La decisión del ministro Garay de revisar la actuación de estos magistrados tiene un efecto como de “respiro de alivio” que permite al común de los mortales mantener viva aunque sea una pizca de esperanza y credibilidad en un poder tan desprestigiado y sospechado de corrupción, como es el Judicial.

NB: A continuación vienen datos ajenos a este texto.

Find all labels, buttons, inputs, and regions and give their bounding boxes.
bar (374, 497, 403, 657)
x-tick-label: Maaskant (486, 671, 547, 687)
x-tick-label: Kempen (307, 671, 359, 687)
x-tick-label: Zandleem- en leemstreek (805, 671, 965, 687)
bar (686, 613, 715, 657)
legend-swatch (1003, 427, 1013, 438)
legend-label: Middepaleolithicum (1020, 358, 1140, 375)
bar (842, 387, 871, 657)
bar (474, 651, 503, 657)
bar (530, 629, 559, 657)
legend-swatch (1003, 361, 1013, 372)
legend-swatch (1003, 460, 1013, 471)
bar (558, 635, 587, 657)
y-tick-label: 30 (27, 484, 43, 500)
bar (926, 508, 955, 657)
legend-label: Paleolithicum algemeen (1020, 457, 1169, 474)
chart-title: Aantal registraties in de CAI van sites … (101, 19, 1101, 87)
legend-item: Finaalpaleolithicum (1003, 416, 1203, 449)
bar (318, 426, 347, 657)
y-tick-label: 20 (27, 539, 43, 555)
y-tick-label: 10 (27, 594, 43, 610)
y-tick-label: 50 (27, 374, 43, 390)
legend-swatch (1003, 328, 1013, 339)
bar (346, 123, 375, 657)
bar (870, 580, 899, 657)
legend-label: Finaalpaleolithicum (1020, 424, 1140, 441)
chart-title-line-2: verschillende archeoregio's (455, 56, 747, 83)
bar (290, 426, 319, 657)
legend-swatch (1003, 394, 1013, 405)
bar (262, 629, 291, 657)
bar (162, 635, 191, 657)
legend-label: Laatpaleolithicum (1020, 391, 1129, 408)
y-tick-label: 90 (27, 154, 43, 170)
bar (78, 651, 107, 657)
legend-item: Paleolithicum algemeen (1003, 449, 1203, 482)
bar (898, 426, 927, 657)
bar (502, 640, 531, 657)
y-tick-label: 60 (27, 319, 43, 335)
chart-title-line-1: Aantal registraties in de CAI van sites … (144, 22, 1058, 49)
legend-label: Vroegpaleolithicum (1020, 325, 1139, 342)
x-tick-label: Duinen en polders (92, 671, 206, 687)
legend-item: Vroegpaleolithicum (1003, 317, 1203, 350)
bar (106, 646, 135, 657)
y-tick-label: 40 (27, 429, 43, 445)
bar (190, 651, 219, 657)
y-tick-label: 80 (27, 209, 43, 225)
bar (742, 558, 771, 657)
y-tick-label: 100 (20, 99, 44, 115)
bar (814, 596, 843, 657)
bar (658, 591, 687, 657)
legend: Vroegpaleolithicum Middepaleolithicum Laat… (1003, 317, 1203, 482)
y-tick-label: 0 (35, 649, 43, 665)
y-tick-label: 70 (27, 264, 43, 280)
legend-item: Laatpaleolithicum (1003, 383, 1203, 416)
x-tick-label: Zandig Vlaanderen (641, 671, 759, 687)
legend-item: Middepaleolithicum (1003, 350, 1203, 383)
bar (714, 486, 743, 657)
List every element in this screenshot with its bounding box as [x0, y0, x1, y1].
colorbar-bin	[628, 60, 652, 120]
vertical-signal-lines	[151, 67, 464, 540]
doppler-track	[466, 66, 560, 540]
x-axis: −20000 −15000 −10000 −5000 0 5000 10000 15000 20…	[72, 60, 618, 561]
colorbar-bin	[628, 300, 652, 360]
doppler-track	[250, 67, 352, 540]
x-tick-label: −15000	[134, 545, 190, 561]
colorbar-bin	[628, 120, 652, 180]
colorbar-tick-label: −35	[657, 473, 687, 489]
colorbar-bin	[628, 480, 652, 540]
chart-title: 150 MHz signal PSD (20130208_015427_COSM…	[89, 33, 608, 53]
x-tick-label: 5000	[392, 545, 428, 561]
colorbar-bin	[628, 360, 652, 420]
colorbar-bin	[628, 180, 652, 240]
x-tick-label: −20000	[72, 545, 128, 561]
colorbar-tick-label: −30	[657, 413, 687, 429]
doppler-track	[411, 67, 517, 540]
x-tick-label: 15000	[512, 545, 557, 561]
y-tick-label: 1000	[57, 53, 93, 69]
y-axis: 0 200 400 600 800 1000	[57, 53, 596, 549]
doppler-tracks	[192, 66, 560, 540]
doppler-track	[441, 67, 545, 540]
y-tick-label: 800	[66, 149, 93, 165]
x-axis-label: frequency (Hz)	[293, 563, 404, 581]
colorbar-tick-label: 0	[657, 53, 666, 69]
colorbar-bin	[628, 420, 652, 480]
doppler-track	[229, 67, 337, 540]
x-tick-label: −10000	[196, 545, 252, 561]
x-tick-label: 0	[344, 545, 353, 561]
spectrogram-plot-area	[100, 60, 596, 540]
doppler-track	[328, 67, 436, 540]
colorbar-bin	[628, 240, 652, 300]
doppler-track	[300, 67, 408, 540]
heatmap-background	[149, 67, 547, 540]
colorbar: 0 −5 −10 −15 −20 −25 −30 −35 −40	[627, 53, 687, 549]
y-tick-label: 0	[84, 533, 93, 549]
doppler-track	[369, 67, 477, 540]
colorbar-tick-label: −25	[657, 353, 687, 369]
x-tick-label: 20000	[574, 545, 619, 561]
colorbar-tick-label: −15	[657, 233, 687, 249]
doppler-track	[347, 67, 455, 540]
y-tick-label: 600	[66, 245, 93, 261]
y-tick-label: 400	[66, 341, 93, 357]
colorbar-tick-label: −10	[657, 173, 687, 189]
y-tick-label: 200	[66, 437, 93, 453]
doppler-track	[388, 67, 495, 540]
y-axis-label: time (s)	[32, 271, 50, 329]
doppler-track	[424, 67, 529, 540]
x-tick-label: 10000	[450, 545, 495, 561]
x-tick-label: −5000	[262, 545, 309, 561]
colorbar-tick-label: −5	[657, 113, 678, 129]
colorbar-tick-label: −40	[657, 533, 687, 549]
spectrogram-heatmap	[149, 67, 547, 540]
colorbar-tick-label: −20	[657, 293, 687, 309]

El Poder Judicial tiene un papel gravitante en la construcción de una democracia. De mayor relevancia incluso que los otros dos poderes del Estado, pues funge nada menos que como garante de la democracia. Esto es así porque donde no existe justicia no puede existir paz social. Ni libertad. Ni igualdad. Ni democracia. Entendida esta en toda la amplitud del término, y no como ese espejismo, esa democracia de fachada traducida en una pulseada de intrigas y conspiraciones, como un juego de tronos donde se avasallan derechos y voluntades, y están desterradas la verdad y la equidad.

Pero, para que este poder que forma parte fundamental del Estado cumpla ese papel, vital para una República, se requiere de operadores de justicia no solamente honestos y capaces, sino también con un inquebrantable compromiso con la sociedad a la que presta sus servicios.

Nuestro país necesita jueces y fiscales comprometidos con el pueblo, con la construcción de una sociedad más justa, equitativa y verdaderamente democrática. No de indolentes burócratas con ínfulas de magistrados romanos, funcionales a la corrupción y la impunidad que denigran a la patria paraguaya como ocurre en muchos casos actualmente.